Construction of the first Lexus assembly line in the UShas officially begun, with the Lexus ES350 set to become the first US-built model to roll off the line in 2015.
Based at Toyota Motor Manufacturing’s Georgetown plant in Kentucky, the new Lexus assembly line, announced last April, will localise production of the ES350 from September next year.
The brand’s top-selling sedan in the US – 72,581 units were sold there in 2013, up nearly 30 per cent from 2012 – the ES has never been assembled outside of Japan.
Part of a US$360 million investment by Toyota into its Kentucky facilities, the production shift is in line with Japanese car maker’s strategy to assemble vehicles in markets where its customers live.
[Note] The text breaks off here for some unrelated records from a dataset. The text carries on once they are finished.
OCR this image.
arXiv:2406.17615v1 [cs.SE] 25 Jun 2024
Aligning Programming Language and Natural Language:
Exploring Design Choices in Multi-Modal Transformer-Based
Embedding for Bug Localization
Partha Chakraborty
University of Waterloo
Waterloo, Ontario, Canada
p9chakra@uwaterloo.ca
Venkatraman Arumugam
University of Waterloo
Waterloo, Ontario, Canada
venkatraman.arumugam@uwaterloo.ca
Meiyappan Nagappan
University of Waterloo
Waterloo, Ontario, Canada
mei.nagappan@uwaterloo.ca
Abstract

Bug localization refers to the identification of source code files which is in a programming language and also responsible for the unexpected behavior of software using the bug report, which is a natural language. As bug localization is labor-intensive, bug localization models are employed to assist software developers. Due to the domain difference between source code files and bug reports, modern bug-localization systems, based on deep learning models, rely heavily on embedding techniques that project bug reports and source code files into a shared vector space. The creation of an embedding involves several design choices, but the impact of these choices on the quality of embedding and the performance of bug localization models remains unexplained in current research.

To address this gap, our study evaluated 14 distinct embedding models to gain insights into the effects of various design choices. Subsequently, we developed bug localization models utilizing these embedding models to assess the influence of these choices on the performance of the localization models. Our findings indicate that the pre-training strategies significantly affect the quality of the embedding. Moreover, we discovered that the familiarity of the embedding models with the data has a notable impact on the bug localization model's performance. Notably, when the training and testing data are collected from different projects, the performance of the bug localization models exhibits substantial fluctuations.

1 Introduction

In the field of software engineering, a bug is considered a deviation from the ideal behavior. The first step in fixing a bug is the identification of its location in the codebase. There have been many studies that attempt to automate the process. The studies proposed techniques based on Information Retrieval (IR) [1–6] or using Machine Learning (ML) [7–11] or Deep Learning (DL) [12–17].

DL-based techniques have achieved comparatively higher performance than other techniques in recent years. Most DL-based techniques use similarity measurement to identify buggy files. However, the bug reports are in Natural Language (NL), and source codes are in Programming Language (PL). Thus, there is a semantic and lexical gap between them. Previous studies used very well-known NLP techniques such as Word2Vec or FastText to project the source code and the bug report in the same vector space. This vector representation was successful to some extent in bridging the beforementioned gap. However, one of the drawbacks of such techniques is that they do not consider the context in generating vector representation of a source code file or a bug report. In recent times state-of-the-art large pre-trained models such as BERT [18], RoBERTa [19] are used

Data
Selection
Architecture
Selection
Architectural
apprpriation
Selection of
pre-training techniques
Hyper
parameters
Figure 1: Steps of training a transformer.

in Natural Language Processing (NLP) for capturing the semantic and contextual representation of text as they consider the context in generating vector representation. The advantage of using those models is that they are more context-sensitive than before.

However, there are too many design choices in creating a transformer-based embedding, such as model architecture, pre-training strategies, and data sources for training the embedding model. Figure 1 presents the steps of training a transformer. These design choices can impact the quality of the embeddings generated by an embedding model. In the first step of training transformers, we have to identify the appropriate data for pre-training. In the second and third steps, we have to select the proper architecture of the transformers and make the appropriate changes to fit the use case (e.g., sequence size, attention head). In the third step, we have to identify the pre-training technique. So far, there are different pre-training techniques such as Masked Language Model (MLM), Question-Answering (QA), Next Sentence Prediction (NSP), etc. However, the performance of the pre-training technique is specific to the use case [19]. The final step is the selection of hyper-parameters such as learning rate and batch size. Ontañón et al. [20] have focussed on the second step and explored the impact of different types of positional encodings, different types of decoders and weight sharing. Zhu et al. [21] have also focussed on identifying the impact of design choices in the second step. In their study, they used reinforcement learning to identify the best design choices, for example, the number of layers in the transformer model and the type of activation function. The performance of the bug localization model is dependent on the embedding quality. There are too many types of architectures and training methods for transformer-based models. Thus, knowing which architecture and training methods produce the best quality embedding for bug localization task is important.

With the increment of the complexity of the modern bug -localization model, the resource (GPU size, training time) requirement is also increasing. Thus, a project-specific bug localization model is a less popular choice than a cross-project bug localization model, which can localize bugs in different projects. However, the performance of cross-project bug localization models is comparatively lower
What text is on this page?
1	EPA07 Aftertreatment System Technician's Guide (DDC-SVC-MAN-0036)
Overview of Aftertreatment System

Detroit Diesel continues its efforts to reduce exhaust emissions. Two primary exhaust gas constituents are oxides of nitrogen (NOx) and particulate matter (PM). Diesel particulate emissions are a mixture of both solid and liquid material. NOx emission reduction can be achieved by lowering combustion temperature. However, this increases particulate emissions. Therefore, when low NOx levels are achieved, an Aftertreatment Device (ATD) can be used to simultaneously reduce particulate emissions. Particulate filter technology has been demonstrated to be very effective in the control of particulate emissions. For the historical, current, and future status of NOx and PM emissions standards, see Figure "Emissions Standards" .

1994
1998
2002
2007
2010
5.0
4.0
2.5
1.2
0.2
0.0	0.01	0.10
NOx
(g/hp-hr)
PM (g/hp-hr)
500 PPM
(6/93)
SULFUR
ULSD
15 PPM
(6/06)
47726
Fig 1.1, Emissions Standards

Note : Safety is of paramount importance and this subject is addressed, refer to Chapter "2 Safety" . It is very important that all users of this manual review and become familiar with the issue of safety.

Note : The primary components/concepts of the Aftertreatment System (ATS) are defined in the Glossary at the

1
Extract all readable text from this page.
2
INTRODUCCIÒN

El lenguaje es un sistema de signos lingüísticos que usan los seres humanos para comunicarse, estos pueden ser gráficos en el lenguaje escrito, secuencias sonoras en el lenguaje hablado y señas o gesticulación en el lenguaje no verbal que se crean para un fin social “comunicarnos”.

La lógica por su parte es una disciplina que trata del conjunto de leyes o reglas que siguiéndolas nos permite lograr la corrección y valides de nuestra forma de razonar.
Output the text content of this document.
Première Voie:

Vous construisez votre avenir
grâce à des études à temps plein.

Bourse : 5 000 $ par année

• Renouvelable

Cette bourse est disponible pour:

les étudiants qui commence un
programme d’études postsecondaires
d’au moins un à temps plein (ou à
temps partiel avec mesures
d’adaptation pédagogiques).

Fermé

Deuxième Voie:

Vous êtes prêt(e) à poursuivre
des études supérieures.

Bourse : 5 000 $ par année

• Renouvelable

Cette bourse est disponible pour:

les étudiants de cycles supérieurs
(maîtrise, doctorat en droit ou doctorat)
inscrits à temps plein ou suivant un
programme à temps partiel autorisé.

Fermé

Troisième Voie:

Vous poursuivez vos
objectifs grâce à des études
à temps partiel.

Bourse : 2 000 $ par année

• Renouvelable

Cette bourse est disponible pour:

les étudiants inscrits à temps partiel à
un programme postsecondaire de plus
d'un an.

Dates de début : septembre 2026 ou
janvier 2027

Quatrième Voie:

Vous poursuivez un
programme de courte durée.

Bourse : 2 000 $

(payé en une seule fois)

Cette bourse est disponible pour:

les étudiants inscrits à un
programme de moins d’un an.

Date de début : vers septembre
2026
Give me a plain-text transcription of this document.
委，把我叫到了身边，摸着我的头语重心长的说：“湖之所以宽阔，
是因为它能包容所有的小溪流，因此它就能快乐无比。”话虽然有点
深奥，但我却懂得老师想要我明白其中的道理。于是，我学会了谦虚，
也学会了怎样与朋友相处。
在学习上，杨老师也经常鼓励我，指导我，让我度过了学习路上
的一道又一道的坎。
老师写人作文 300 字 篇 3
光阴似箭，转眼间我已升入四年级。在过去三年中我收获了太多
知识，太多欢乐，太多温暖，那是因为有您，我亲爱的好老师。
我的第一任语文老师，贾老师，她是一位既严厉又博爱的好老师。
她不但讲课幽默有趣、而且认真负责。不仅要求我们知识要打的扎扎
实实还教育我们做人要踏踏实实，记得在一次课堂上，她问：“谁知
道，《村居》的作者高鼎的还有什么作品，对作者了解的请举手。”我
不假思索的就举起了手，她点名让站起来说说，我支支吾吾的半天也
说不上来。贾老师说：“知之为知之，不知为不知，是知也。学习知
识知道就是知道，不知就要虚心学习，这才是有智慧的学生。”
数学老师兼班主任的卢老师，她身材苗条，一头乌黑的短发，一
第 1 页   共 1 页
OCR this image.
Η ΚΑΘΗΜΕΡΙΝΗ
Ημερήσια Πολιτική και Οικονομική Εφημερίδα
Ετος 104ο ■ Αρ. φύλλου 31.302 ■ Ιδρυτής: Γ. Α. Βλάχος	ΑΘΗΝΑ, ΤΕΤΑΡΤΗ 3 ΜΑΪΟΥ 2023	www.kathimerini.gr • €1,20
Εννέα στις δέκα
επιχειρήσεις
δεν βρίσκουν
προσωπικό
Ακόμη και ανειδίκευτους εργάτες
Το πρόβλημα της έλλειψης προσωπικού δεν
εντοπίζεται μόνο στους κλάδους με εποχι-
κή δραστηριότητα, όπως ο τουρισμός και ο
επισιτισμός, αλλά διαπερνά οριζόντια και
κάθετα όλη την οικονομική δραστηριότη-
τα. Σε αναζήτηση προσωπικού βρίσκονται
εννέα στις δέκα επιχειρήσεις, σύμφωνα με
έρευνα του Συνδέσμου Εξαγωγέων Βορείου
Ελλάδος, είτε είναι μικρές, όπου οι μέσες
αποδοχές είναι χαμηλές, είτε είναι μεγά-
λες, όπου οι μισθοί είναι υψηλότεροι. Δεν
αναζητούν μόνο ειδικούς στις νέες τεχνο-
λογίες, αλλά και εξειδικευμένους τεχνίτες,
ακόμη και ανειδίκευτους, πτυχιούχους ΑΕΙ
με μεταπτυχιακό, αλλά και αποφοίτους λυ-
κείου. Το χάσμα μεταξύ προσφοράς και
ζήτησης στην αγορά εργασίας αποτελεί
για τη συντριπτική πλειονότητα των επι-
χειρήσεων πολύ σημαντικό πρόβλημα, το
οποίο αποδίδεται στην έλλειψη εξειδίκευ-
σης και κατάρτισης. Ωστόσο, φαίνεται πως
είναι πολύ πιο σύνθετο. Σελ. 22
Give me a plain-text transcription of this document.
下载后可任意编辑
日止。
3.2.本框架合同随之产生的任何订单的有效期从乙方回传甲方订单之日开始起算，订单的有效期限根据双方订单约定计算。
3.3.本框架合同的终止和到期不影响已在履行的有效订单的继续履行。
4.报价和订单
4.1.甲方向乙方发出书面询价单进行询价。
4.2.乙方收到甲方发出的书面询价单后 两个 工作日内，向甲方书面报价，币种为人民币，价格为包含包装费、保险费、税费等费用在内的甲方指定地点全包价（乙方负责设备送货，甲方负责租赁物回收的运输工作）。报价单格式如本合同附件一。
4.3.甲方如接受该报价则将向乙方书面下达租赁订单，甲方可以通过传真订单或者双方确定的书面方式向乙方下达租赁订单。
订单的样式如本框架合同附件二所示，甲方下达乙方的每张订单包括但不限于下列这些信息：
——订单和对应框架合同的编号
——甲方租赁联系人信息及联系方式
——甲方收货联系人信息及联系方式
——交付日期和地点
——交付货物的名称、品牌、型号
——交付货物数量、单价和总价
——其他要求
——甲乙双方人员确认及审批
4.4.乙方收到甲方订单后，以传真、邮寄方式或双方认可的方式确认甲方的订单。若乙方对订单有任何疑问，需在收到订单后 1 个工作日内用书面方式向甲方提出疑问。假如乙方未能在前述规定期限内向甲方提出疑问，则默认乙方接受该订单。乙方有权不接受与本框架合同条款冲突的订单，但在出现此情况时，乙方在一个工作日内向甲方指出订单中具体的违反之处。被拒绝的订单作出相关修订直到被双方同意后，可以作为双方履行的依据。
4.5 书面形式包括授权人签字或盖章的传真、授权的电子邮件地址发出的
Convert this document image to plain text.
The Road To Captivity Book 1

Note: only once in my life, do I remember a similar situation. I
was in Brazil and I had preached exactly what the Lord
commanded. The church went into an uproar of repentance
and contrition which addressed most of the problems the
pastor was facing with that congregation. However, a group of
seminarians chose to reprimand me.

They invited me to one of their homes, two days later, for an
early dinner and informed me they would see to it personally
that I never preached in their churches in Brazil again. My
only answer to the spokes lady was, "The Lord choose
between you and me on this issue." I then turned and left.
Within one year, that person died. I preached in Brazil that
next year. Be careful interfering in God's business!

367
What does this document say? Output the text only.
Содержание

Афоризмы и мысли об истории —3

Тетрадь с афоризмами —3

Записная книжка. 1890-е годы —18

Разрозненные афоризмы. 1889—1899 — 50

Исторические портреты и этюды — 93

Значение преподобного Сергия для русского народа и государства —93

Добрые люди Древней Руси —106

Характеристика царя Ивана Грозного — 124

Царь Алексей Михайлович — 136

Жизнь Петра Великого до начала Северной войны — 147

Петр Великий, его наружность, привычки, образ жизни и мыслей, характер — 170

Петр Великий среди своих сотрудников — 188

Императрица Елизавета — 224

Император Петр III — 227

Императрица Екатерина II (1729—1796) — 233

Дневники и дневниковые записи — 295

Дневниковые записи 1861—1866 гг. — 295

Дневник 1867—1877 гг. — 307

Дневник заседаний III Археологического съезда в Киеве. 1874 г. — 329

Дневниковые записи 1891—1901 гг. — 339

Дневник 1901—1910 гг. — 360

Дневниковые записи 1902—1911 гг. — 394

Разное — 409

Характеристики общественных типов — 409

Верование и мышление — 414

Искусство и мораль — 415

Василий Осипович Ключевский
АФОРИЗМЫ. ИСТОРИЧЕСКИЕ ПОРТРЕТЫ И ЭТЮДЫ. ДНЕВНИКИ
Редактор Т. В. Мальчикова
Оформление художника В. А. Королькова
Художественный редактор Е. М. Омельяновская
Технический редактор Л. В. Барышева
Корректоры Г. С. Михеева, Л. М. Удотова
Lexus says the new assembly line will generate 750 new jobs, with annual production planned for approximately 50,000 units. The ES300h will continue to be imported from Japan to satisfy demand for the petrol-electric model.
Toyota’s largest in North America, the Kentucky plant started production in May 1988, employs approximately 6600 full time workers and currently produces 500,000 Camry, Camry Hybrid, Avalon, Avalon Hybrid and Venza vehicles along with 600,000 four-cylinder and V6 engines per year.
Locally, Toyota Australia is only months away from announcing whether it will produce the next-generation Camry from 2017/2018 or cease local production at that time, in the wake of the Australian exits of both Ford in 2016 and Holden the year after.